IL SECOLO XIX - 17/11/2001

La prima volta dello zio Piero

Eccomi dunque a Pesaro, nella casa della Democrazia di Sinistra. Ci sono arrivato nel migliore dei modi, viaggiando nel cuore ubertoso del Paese, sotto la vastità azzurra splendente del cielo di tramontana, attraverso il rosso bandiera dei boschi finalmente autunnali, la selvatica morbidità delle terre bruciate dai prativi arati. Trevi, Spoleto, Foligno, Gualdo Tadino, il dolce centro d'Italia, Piero della Francesca.

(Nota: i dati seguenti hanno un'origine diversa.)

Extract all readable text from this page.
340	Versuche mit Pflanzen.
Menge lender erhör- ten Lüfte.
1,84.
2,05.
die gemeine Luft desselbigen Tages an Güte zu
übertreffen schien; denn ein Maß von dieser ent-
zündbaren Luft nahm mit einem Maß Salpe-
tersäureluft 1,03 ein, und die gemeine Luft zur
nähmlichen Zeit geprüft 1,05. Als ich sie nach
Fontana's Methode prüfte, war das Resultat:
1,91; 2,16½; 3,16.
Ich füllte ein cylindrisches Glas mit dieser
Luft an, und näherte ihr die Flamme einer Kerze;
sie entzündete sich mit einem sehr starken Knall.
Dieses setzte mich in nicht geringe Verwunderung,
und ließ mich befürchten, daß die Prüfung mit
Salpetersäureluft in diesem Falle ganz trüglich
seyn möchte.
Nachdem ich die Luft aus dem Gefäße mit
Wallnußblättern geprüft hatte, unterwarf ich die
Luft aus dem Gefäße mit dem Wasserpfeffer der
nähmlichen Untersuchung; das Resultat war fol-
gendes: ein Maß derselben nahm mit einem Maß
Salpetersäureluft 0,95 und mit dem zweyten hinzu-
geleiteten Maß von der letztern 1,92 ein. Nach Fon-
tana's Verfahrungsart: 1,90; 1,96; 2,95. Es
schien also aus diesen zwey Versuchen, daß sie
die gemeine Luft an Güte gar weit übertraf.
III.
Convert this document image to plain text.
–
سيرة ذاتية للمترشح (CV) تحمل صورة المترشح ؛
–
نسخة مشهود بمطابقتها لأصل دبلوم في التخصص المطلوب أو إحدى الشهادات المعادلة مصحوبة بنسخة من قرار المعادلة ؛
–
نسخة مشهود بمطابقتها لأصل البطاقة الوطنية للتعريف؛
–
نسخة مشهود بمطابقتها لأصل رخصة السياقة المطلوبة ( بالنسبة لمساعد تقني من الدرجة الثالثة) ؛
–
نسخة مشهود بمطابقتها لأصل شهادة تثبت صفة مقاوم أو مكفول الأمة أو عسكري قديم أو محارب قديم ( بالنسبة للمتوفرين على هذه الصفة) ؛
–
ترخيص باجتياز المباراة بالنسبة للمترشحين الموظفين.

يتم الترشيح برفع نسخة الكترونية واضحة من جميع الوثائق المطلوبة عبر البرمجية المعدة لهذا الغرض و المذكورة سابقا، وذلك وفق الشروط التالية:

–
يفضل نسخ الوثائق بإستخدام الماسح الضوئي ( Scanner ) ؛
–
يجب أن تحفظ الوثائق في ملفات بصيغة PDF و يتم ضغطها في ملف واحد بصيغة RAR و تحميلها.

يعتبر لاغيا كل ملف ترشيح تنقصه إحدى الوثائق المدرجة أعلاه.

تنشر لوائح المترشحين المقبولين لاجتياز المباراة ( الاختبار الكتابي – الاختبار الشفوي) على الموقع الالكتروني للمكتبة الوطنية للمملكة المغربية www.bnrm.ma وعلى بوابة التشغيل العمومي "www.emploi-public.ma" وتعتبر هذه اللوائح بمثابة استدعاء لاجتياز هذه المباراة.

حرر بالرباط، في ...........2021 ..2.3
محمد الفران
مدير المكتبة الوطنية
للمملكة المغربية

A Pesaro, perso nella vastità disadorna dell'operosa periferia terziaria e avanzata, neo centro del centro del Paese, mi indica come posso dirigermi finalmente a sinistra un giovane studente di teologia di una qualche federazione diessina emiliana. Piazzato in mezzo allo stradone, il ragazzo, tuta termica, radiotelefono e cellulare, è un vero credente, un sicuro efficiente, un sincero tollerante.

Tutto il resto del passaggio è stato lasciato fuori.